The exploit inside the PDF file was crafted to evade detection by most antivirus products at the time it was sent.
Somebody is trying to use pro-Tibet themed emails to infect computers of the members of pro-Tibet groups to spy on their actions.Of course, the pro-Tibet groups could avoid being pwn3d by the Chinese by the simple expedient of not using Windows or common software to open documents.

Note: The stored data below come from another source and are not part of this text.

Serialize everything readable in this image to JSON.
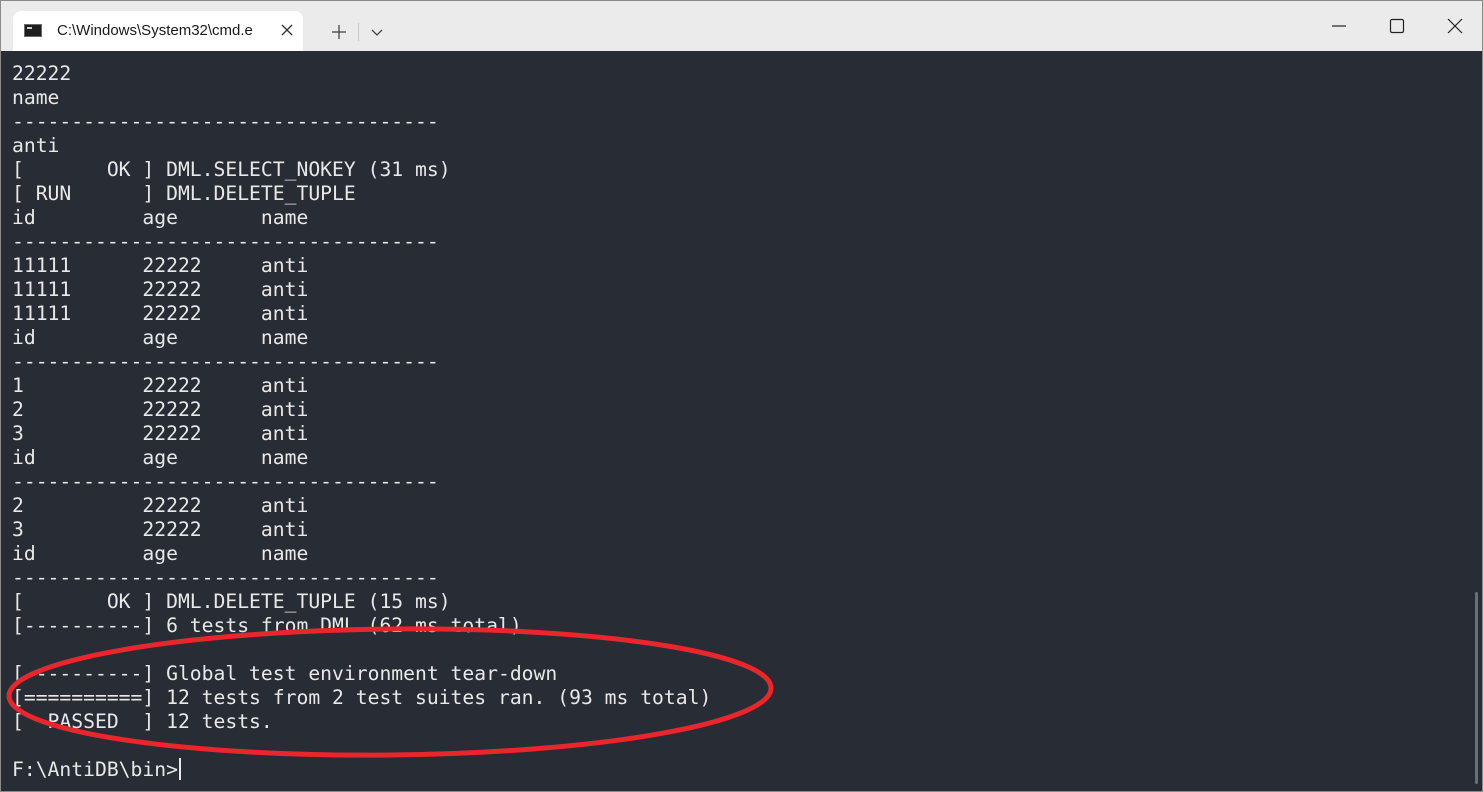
{
  "window": {
    "tab_title": "C:\\Windows\\System32\\cmd.e",
    "tab_icon": "terminal-icon",
    "new_tab_label": "+",
    "close_tab_label": "✕"
  },
  "terminal": {
    "lines": [
      "22222",
      "name",
      "------------------------------------",
      "anti",
      "[       OK ] DML.SELECT_NOKEY (31 ms)",
      "[ RUN      ] DML.DELETE_TUPLE",
      "id         age       name",
      "------------------------------------",
      "11111      22222     anti",
      "11111      22222     anti",
      "11111      22222     anti",
      "id         age       name",
      "------------------------------------",
      "1          22222     anti",
      "2          22222     anti",
      "3          22222     anti",
      "id         age       name",
      "------------------------------------",
      "2          22222     anti",
      "3          22222     anti",
      "id         age       name",
      "------------------------------------",
      "[       OK ] DML.DELETE_TUPLE (15 ms)",
      "[----------] 6 tests from DML (62 ms total)",
      "",
      "[----------] Global test environment tear-down",
      "[==========] 12 tests from 2 test suites ran. (93 ms total)",
      "[  PASSED  ] 12 tests.",
      "",
      "F:\\AntiDB\\bin>"
    ]
  },
  "colors": {
    "terminal_bg": "#282c34",
    "terminal_fg": "#e8e8e8",
    "annotation": "#e8262c"
  }
}
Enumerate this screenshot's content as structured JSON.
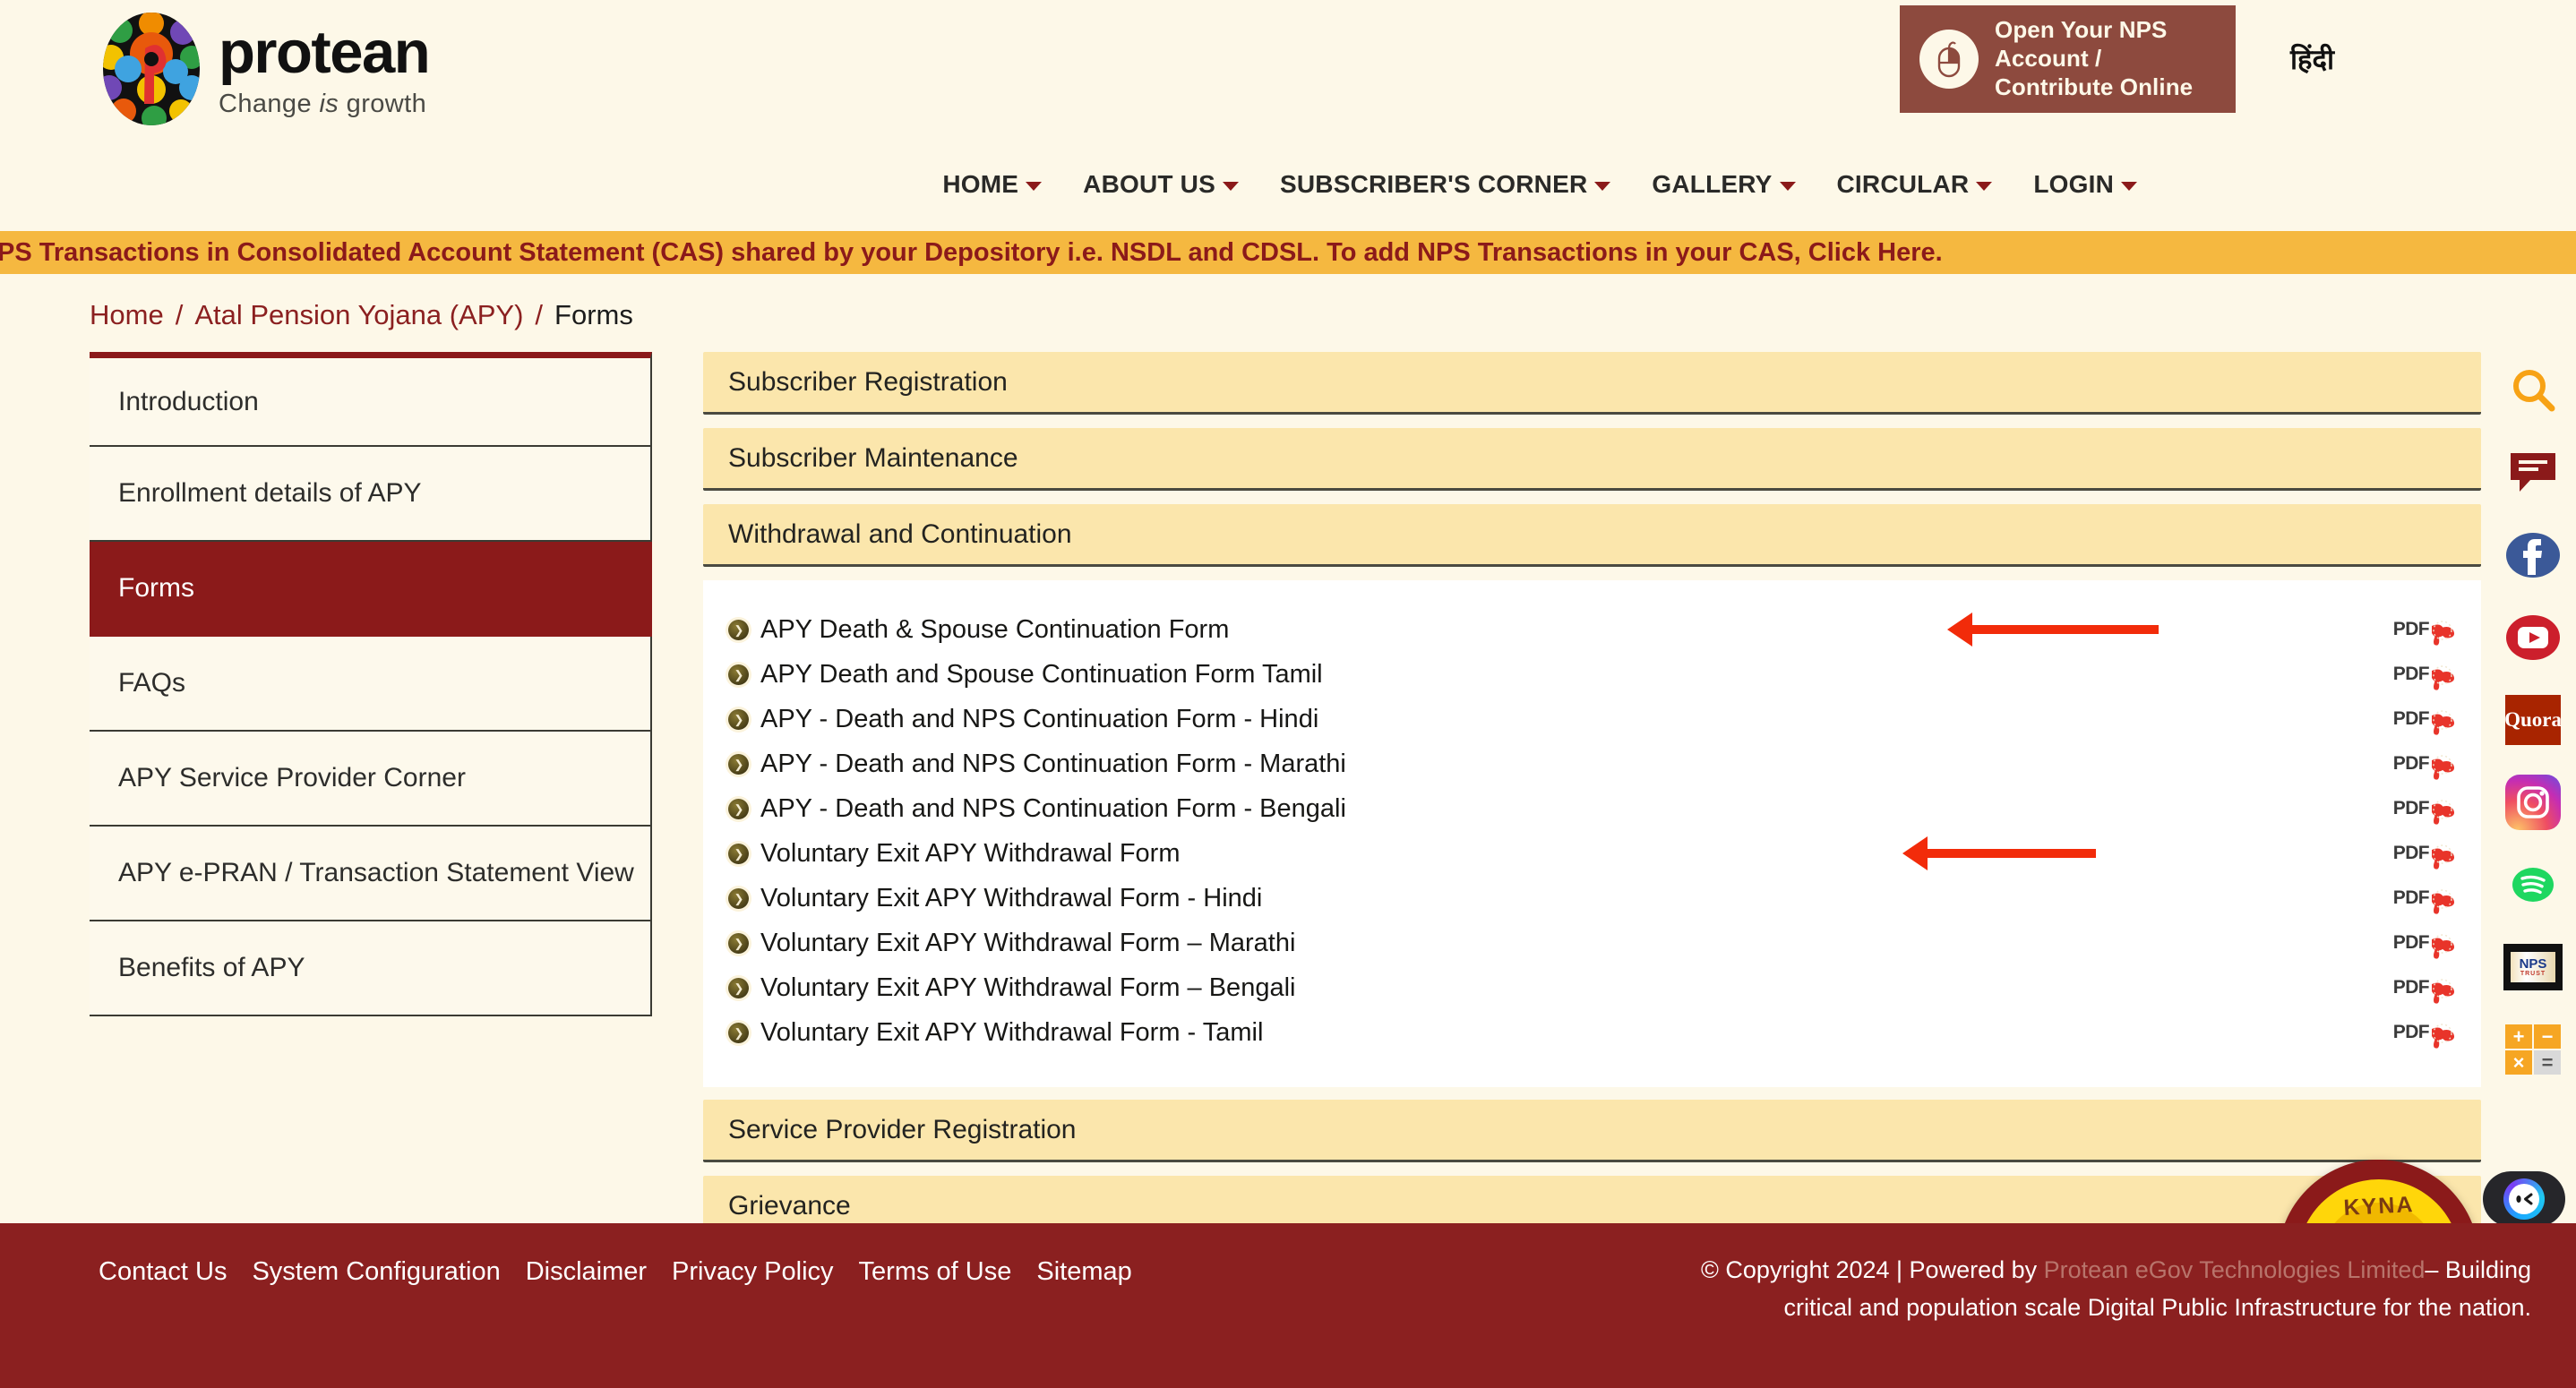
{
  "header": {
    "logo_word": "protean",
    "logo_tagline_pre": "Change ",
    "logo_tagline_em": "is",
    "logo_tagline_post": " growth",
    "nps_button_line1": "Open Your NPS Account /",
    "nps_button_line2": "Contribute Online",
    "hindi_label": "हिंदी"
  },
  "nav": {
    "items": [
      {
        "label": "HOME"
      },
      {
        "label": "ABOUT US"
      },
      {
        "label": "SUBSCRIBER'S CORNER"
      },
      {
        "label": "GALLERY"
      },
      {
        "label": "CIRCULAR"
      },
      {
        "label": "LOGIN"
      }
    ]
  },
  "ticker": {
    "text": "Now view your NPS Transactions in Consolidated Account Statement (CAS) shared by your Depository i.e. NSDL and CDSL. To add NPS Transactions in your CAS, Click Here."
  },
  "breadcrumb": {
    "home": "Home",
    "sep": "/",
    "parent": "Atal Pension Yojana (APY)",
    "current": "Forms"
  },
  "sidebar": {
    "items": [
      {
        "label": "Introduction",
        "active": false
      },
      {
        "label": "Enrollment details of APY",
        "active": false
      },
      {
        "label": "Forms",
        "active": true
      },
      {
        "label": "FAQs",
        "active": false
      },
      {
        "label": "APY Service Provider Corner",
        "active": false
      },
      {
        "label": "APY e-PRAN / Transaction Statement View",
        "active": false
      },
      {
        "label": "Benefits of APY",
        "active": false
      }
    ]
  },
  "main": {
    "sections": [
      {
        "title": "Subscriber Registration"
      },
      {
        "title": "Subscriber Maintenance"
      },
      {
        "title": "Withdrawal and Continuation"
      },
      {
        "title": "Service Provider Registration"
      },
      {
        "title": "Grievance"
      }
    ],
    "pdf_label": "PDF",
    "forms": [
      {
        "label": "APY Death & Spouse Continuation Form",
        "pdf": "PDF",
        "annotated": true
      },
      {
        "label": "APY Death and Spouse Continuation Form Tamil",
        "pdf": "PDF",
        "annotated": false
      },
      {
        "label": "APY - Death and NPS Continuation Form - Hindi",
        "pdf": "PDF",
        "annotated": false
      },
      {
        "label": "APY - Death and NPS Continuation Form - Marathi",
        "pdf": "PDF",
        "annotated": false
      },
      {
        "label": "APY - Death and NPS Continuation Form - Bengali",
        "pdf": "PDF",
        "annotated": false
      },
      {
        "label": "Voluntary Exit APY Withdrawal Form",
        "pdf": "PDF",
        "annotated": true
      },
      {
        "label": "Voluntary Exit APY Withdrawal Form - Hindi",
        "pdf": "PDF",
        "annotated": false
      },
      {
        "label": "Voluntary Exit APY Withdrawal Form – Marathi",
        "pdf": "PDF",
        "annotated": false
      },
      {
        "label": "Voluntary Exit APY Withdrawal Form – Bengali",
        "pdf": "PDF",
        "annotated": false
      },
      {
        "label": "Voluntary Exit APY Withdrawal Form - Tamil",
        "pdf": "PDF",
        "annotated": false
      }
    ]
  },
  "rail": {
    "items": [
      {
        "name": "search-icon",
        "label": ""
      },
      {
        "name": "chat-icon",
        "label": ""
      },
      {
        "name": "facebook-icon",
        "label": "f"
      },
      {
        "name": "youtube-icon",
        "label": ""
      },
      {
        "name": "quora-icon",
        "label": "Quora"
      },
      {
        "name": "instagram-icon",
        "label": ""
      },
      {
        "name": "spotify-icon",
        "label": ""
      },
      {
        "name": "nps-trust-icon",
        "label": "NPS"
      },
      {
        "name": "calculator-icon",
        "label": ""
      }
    ],
    "nps_trust_sub": "TRUST",
    "calc_keys": [
      "+",
      "−",
      "×",
      "="
    ]
  },
  "widgets": {
    "kyna_label": "KYNA"
  },
  "footer": {
    "links": [
      {
        "label": "Contact Us"
      },
      {
        "label": "System Configuration"
      },
      {
        "label": "Disclaimer"
      },
      {
        "label": "Privacy Policy"
      },
      {
        "label": "Terms of Use"
      },
      {
        "label": "Sitemap"
      }
    ],
    "copyright_pre": "© Copyright 2024 | Powered by ",
    "company": "Protean eGov Technologies Limited",
    "copyright_post": "– Building",
    "copyright_line2": "critical and population scale Digital Public Infrastructure for the nation."
  },
  "colors": {
    "brand_maroon": "#8b1a1a",
    "footer_maroon": "#8b2020",
    "cream": "#fdf8e8",
    "accordion": "#fbe6ac",
    "ticker": "#f5b840",
    "annotation_red": "#f22b0a"
  }
}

Given that hobbyist virus writing has largely disappeared (increasing penalties and the involvement of for-profit criminal enterprise have assured this), I doubt whether many would be written without financial motives (be they from botnets, identity theft or fees from intelligence agencies).
Knocking over Linux servers for use as redirectors for untraceable websites or botnet command hosts is big business, though pwning Linux on the desktop is unlikely to have much money in it.
re avoiding viruses by not using Windows ... After reading your piece on the anti-emo riots, I wonder if Windows fans (I don't mean actual MS employees) might take up writing Linux / MacOs / OpenOffice viruses just to harass the do-gooders?